Christophe Bouillaud, cientista político em Grenoble, diz que, no pior cenário, uma vitória de Le Pen poderia ser acompanhada por distúrbios em projetos habitacionais de baixa renda e por uma guinada gradual rumo ao autoritarismo, com imigrantes e muçulmanos como primeiras vítimas.
“A normalização de Le Pen não significa que ela não possa causar tumultos se for eleita”, disse Antonio Barroso, analista político da consultoria Teneo, em Londres, em uma análise sobre a França.
Quando Le Pen tomou, em 2011, a liderança do partido de seu pai — um ex-soldado acusado de antissemitismo e de torturar argelinos na Guerra de Independência (1954-1962) — ela apresentou um projeto ambicioso para levar a sigla ao patamar dos partidos tradicionais, intensificando seus esforços depois de sua derrota para Macron, em 2017.
Integrantes do partido não podem fazer comentários racistas nas redes sociais e aqueles que não cumprem as regras são cortados.
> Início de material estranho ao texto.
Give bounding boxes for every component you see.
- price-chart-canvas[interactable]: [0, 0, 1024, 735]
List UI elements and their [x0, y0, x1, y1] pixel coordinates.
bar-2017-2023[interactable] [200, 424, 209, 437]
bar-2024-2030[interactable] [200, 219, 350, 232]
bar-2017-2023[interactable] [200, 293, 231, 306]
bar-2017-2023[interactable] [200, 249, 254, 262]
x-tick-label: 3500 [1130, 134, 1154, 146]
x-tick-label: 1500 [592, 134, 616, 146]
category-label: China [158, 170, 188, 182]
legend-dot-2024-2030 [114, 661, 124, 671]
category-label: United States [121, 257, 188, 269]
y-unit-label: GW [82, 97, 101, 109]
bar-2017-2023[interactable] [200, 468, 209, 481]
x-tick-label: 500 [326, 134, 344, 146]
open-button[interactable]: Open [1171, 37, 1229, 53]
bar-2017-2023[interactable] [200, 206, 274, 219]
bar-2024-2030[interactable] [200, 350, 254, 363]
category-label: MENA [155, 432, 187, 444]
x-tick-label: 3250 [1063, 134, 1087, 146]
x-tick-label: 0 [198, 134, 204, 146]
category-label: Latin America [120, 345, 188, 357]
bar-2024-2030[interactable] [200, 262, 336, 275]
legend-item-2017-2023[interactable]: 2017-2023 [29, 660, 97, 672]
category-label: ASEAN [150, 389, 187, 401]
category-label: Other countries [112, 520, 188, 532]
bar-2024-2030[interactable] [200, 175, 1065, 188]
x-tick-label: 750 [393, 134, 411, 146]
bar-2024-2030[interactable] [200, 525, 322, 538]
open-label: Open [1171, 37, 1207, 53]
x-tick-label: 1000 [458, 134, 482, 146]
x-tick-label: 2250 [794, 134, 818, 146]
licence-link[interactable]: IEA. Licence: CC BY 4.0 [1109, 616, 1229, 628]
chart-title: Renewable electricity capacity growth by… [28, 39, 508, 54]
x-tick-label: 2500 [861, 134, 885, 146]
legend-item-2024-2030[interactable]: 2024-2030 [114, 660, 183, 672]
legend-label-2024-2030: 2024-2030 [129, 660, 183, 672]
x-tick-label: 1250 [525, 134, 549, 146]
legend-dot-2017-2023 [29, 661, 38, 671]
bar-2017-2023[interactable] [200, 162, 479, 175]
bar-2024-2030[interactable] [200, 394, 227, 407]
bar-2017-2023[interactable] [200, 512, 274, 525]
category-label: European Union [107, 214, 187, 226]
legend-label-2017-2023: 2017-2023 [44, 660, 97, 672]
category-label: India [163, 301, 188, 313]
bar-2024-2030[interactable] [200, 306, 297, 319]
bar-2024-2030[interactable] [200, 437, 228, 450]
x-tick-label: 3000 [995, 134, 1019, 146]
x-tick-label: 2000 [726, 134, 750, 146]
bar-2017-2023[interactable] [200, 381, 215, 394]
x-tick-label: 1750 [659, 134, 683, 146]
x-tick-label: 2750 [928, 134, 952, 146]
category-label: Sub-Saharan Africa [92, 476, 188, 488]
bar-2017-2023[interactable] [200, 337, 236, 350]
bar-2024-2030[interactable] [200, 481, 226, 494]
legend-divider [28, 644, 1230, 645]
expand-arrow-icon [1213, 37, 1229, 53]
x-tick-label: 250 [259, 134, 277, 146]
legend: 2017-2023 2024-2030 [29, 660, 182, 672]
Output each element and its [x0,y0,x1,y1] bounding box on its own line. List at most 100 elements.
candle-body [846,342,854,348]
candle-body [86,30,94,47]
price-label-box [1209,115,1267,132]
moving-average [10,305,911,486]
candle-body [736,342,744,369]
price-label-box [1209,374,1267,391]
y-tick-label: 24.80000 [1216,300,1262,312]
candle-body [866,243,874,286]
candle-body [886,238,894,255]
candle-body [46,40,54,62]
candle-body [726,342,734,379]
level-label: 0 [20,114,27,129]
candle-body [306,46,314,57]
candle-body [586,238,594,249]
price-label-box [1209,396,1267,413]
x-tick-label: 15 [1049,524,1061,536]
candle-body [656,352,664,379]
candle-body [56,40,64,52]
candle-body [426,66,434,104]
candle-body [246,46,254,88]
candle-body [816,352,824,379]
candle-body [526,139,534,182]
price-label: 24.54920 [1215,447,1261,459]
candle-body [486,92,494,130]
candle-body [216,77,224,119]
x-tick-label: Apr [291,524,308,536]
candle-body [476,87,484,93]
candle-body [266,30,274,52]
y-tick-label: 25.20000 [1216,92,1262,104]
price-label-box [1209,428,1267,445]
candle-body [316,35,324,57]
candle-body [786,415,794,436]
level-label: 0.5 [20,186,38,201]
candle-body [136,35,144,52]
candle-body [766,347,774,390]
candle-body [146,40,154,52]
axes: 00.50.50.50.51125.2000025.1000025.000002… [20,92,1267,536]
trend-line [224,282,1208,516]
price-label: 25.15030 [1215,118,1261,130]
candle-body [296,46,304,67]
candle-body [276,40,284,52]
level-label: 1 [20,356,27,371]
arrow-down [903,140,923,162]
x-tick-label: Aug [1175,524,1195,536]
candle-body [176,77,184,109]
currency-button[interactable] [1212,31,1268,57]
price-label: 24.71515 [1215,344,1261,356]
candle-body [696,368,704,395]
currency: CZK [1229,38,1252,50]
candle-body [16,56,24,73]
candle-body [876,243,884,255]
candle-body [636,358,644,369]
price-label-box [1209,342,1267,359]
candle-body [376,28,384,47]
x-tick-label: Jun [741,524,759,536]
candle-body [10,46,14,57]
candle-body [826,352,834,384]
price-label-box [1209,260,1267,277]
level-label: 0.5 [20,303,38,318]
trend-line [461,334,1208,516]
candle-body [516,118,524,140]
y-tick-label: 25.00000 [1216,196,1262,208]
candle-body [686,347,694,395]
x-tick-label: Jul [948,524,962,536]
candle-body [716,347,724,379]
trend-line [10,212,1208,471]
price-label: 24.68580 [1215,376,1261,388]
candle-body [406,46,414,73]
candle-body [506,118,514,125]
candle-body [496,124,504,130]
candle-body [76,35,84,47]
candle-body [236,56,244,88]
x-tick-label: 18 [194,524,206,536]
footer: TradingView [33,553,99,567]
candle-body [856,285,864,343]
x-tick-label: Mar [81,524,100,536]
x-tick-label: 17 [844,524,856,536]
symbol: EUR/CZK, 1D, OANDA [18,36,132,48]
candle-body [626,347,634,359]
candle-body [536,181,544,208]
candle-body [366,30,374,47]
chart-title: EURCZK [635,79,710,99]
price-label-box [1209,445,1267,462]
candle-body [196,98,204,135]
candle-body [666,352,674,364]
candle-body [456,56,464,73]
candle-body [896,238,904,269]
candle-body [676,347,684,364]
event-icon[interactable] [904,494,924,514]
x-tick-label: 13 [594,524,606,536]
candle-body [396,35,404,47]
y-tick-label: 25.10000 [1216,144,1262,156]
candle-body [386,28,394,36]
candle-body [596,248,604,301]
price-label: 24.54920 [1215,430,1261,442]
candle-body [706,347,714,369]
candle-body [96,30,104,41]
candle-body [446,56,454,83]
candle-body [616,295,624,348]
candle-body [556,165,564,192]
Duas vezes por semana, um grupo de conselheiros conhecidos como “Os Horácios” a brifa sobre temas atuais para garantir que não repita suas performances desastrosas nos debates da campanha passada.
Durante uma performance na TV em março, Le Pen falou por duas horas sobre políticas climáticas e feminismo, disse que não quer mais deixar a União Europeia, apenas consertá-la, discutiu teoria monetária pós-keynesiana e citou estatísticas sobre a dívida pública e o desemprego.
Ela criticou um governo anterior por reconhecer o papel da República de Vichy (1940-1944) no Holocausto e comparou muçulmanos rezando nas ruas à ocupação nazista. Mas, ao ser perguntada sobre o histórico de comentários racistas e xenofóbicos de seu partido, respondeu sem hesitar:
“Não tenho sentimentos negativos em relação a estrangeiros, nem ódio, nem medo.”